Consider either removing the instantiation/imports of these variables or moving the instantiation into the scope of the function/class. 
If you have any suggestions on how to improve this error message, please reach out to the Ray developers on github.com/ray-project/ray/issues/
============================================================================
(False,

Workaround: Consider moving the dataset construction/creation into the TuneMovielensModel. Then, you can pass in the dataset objects into each of these Models via their respective __init__ methods. Let me know if that helps!

Dear @rliaw, can you elaborate a little more on “moving the dataset construction/creation into the TuneMovielensModel”?

I tried the following change but still, get the same error.

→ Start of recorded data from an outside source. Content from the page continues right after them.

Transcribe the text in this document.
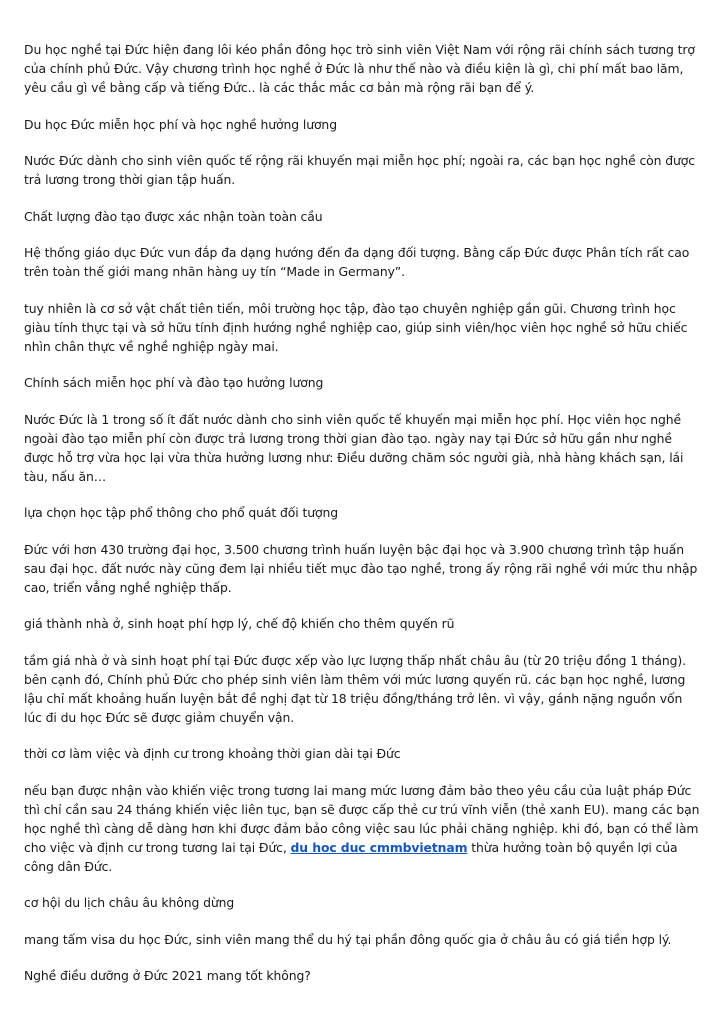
Du học nghề tại Đức hiện đang lôi kéo phần đông học trò sinh viên Việt Nam với rộng rãi chính sách tương trợ của chính phủ Đức. Vậy chương trình học nghề ở Đức là như thế nào và điều kiện là gì, chi phí mất bao lăm, yêu cầu gì về bằng cấp và tiếng Đức.. là các thắc mắc cơ bản mà rộng rãi bạn để ý.

Du học Đức miễn học phí và học nghề hưởng lương

Nước Đức dành cho sinh viên quốc tế rộng rãi khuyến mại miễn học phí; ngoài ra, các bạn học nghề còn được trả lương trong thời gian tập huấn.

Chất lượng đào tạo được xác nhận toàn toàn cầu

Hệ thống giáo dục Đức vun đắp đa dạng hướng đến đa dạng đối tượng. Bằng cấp Đức được Phân tích rất cao trên toàn thế giới mang nhãn hàng uy tín “Made in Germany”.

tuy nhiên là cơ sở vật chất tiên tiến, môi trường học tập, đào tạo chuyên nghiệp gần gũi. Chương trình học giàu tính thực tại và sở hữu tính định hướng nghề nghiệp cao, giúp sinh viên/học viên học nghề sở hữu chiếc nhìn chân thực về nghề nghiệp ngày mai.

Chính sách miễn học phí và đào tạo hưởng lương

Nước Đức là 1 trong số ít đất nước dành cho sinh viên quốc tế khuyến mại miễn học phí. Học viên học nghề ngoài đào tạo miễn phí còn được trả lương trong thời gian đào tạo. ngày nay tại Đức sở hữu gần như nghề được hỗ trợ vừa học lại vừa thừa hưởng lương như: Điều dưỡng chăm sóc người già, nhà hàng khách sạn, lái tàu, nấu ăn…

lựa chọn học tập phổ thông cho phổ quát đối tượng

Đức với hơn 430 trường đại học, 3.500 chương trình huấn luyện bậc đại học và 3.900 chương trình tập huấn sau đại học. đất nước này cũng đem lại nhiều tiết mục đào tạo nghề, trong ấy rộng rãi nghề với mức thu nhập cao, triển vẳng nghề nghiệp thấp.

giá thành nhà ở, sinh hoạt phí hợp lý, chế độ khiến cho thêm quyến rũ

tầm giá nhà ở và sinh hoạt phí tại Đức được xếp vào lực lượng thấp nhất châu âu (từ 20 triệu đồng 1 tháng). bên cạnh đó, Chính phủ Đức cho phép sinh viên làm thêm với mức lương quyến rũ. các bạn học nghề, lương lậu chỉ mất khoảng huấn luyện bắt đề nghị đạt từ 18 triệu đồng/tháng trở lên. vì vậy, gánh nặng nguồn vốn lúc đi du học Đức sẽ được giảm chuyển vận.

thời cơ làm việc và định cư trong khoảng thời gian dài tại Đức

nếu bạn được nhận vào khiến việc trong tương lai mang mức lương đảm bảo theo yêu cầu của luật pháp Đức thì chỉ cần sau 24 tháng khiến việc liên tục, bạn sẽ được cấp thẻ cư trú vĩnh viễn (thẻ xanh EU). mang các bạn học nghề thì càng dễ dàng hơn khi được đảm bảo công việc sau lúc phải chăng nghiệp. khi đó, bạn có thể làm cho việc và định cư trong tương lai tại Đức, du hoc duc cmmbvietnam thừa hưởng toàn bộ quyền lợi của công dân Đức.

cơ hội du lịch châu âu không dừng

mang tấm visa du học Đức, sinh viên mang thể du hý tại phần đông quốc gia ở châu âu có giá tiền hợp lý.

Nghề điều dưỡng ở Đức 2021 mang tốt không?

class TuneMovielensModel(tune.Trainable):    
    def setup(self, config, cached_train, cached_test, test_ds):                                
        self.model = MovielensModel(layer_sizes=self.config.get("layer_sizes",[32]))                
        self.model.compile(optimizer=tf.keras.optimizers.Adagrad(self.config.get("lr", 0.01)))
        self.cached_train = cached_train
        self.cached_test = cached_test
        self.test_ds = test_ds

    def step(self):        
        # train
        model.fit(
            self.cached_train,
            validation_data=self.cached_test,  
            validation_freq=5,
            epochs=50,                               
            verbose=1         
        )        
        accuracy = self.model.evaluate(test_ds, return_dict=True,verbose=0)['factorized_top_k/top_5_categorical_accuracy']
        return {"top_5_categorical_accuracy": accuracy}

this should be self.model right?